Pour commencer, je souhaite remercier, au nom du groupe des travailleurs, tous ceux qui ont rendu possible la réunion d’aujourd’hui, qui restera comme un moment historique dans la vie de l’Organisation et celle des travailleurs domestiques partout dans le monde.

Je remercie tout spécialement notre président qui a dirigé les travaux avec une très grande compétence et beaucoup d’humour, ainsi que les gouvernements, les employeurs et le personnel du BIT grâce auxquels nous pouvons proposer à votre adoption des instruments qui nous rendent très fiers de ce que nous avons accompli ces deux dernières années.

Lors de la première lecture de ces questions à l’ordre du jour au cours de la 99e session, le groupe des employeurs s’est battu contre ce que voulaient le groupe des travailleurs et de nombreux gouvernements, à savoir une convention assortie d’une recommandation.

Cette année, il était évident que leur volonté de pragmatisme leur a permis d’accepter que les travailleurs domestiques sont demeurés jusqu’à présent invisibles et, en général, non protégés.
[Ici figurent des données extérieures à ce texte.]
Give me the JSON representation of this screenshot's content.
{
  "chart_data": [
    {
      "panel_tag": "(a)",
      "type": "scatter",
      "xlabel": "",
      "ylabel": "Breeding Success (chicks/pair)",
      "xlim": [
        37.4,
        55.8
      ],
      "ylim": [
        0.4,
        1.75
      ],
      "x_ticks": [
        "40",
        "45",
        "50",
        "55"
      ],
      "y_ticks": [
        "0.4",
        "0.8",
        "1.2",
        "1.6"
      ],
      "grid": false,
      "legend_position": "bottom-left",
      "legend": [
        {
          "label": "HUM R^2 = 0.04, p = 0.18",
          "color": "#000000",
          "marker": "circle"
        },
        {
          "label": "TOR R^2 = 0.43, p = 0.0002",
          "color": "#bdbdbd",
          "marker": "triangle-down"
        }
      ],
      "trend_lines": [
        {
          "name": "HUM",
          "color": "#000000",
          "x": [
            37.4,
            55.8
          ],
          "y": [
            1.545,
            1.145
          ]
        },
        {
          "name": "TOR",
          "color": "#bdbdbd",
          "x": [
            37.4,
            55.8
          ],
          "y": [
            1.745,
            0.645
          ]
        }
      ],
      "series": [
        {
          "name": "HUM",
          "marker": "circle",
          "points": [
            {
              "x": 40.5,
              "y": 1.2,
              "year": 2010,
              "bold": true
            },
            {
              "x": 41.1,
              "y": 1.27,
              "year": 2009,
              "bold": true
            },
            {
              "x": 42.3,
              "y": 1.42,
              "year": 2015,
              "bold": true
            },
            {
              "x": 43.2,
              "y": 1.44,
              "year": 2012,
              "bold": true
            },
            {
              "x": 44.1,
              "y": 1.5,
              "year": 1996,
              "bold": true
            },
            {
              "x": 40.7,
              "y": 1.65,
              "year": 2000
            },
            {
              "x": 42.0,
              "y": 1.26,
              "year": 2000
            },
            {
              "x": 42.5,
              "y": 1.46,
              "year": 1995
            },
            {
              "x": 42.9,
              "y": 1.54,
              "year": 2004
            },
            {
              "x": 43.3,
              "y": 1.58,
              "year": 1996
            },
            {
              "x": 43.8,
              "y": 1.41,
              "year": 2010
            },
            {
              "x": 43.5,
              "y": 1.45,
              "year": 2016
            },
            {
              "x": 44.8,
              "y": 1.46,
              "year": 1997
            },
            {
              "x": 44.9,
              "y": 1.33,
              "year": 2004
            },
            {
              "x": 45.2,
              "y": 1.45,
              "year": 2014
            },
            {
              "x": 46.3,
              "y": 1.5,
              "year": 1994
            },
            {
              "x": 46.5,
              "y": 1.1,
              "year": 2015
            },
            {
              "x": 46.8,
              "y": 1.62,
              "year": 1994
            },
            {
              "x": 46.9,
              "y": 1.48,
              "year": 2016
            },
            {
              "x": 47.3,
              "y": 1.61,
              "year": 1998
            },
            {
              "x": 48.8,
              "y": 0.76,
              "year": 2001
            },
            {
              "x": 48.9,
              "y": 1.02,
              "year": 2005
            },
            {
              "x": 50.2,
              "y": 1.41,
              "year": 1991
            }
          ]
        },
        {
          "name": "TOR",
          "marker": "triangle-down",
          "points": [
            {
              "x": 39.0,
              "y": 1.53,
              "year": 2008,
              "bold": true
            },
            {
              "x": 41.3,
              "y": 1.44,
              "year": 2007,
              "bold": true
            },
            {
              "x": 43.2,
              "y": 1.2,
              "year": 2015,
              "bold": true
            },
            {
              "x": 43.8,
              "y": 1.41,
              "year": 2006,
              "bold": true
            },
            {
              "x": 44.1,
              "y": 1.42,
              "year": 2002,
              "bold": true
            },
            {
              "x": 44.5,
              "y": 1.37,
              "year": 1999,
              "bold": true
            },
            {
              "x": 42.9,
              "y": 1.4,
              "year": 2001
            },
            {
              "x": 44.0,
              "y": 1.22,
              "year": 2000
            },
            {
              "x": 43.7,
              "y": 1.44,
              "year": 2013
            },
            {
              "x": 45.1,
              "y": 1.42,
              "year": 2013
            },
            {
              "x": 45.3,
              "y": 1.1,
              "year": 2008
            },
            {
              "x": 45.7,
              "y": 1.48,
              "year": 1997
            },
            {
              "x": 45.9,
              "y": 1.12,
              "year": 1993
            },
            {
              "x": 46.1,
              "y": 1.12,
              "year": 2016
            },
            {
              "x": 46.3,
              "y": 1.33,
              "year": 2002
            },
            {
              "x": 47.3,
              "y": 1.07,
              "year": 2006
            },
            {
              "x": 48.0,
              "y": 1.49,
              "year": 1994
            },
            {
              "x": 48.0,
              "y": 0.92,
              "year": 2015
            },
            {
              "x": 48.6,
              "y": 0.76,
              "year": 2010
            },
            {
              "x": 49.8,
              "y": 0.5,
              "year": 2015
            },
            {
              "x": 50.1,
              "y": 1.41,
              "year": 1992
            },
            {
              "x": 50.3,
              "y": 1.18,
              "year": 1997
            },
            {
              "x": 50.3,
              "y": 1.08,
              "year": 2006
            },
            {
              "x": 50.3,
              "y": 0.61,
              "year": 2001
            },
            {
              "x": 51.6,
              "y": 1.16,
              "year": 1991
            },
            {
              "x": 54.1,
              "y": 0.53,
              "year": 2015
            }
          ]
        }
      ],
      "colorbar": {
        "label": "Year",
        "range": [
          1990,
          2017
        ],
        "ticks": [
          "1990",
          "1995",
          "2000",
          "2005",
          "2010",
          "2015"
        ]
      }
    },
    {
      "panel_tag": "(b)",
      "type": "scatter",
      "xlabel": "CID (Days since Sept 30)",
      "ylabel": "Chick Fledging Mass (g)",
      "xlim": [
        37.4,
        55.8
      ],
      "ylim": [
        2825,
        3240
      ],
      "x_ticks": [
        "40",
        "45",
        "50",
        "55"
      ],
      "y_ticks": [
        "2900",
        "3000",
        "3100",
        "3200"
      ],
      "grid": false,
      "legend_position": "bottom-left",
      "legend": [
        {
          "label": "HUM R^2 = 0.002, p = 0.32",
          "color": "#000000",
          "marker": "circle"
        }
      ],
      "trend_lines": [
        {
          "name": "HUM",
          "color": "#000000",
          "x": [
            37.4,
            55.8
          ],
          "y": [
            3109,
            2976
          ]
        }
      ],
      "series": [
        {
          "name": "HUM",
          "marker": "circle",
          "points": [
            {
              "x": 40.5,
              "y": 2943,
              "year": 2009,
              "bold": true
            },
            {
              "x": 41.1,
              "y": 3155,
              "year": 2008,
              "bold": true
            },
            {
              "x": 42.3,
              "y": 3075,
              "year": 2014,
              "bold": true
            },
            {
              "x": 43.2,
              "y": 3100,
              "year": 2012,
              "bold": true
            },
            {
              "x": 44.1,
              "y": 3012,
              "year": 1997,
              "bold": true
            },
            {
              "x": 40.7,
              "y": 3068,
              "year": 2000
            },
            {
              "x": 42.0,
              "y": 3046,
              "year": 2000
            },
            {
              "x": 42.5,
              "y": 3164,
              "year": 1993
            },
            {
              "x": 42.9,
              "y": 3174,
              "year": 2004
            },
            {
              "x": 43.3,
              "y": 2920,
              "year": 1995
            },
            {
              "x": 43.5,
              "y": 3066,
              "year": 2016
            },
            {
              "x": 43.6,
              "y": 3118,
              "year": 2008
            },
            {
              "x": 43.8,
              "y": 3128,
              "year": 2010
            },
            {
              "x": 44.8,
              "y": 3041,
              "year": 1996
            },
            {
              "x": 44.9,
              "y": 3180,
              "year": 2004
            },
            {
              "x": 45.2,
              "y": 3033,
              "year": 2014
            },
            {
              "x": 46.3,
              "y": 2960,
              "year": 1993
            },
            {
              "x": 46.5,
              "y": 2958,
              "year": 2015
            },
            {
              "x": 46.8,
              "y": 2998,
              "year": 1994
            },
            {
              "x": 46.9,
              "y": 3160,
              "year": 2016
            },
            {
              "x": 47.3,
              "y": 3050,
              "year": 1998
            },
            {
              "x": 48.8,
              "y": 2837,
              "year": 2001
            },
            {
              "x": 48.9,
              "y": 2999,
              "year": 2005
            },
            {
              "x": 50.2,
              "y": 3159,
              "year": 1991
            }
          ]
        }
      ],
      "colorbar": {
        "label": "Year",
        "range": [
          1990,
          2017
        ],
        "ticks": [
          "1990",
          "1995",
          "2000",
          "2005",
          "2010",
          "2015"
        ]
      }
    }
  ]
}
Quant à moi, je tiens à féliciter notre vice-présidente, Mme Yakob, qui a dû quitter prématurément la Conférence. Je me sens très honorée que Mme Yakob, le secrétariat du groupe des travailleurs ainsi que mes collègues m’aient demandé de parler de nos travaux à sa place.

Au début de nos discussions sur le rapport: Un travail décent pour les travailleurs domestiques, on s’est accordé à dire que l’examen de cette question ne s’était que trop fait attendre, puisqu’on le réclamait depuis 1965.

Il était aussi évident que notre tâche ne serait pas facile et que notre discussion serait très complexe et empreinte d’émotion. Ces craintes se sont avérées, mais nous pouvons être fiers aujourd’hui d’avoir réussi, grâce à un dialogue constructif, à un travail opiniâtre et à un remarquable esprit de coopération.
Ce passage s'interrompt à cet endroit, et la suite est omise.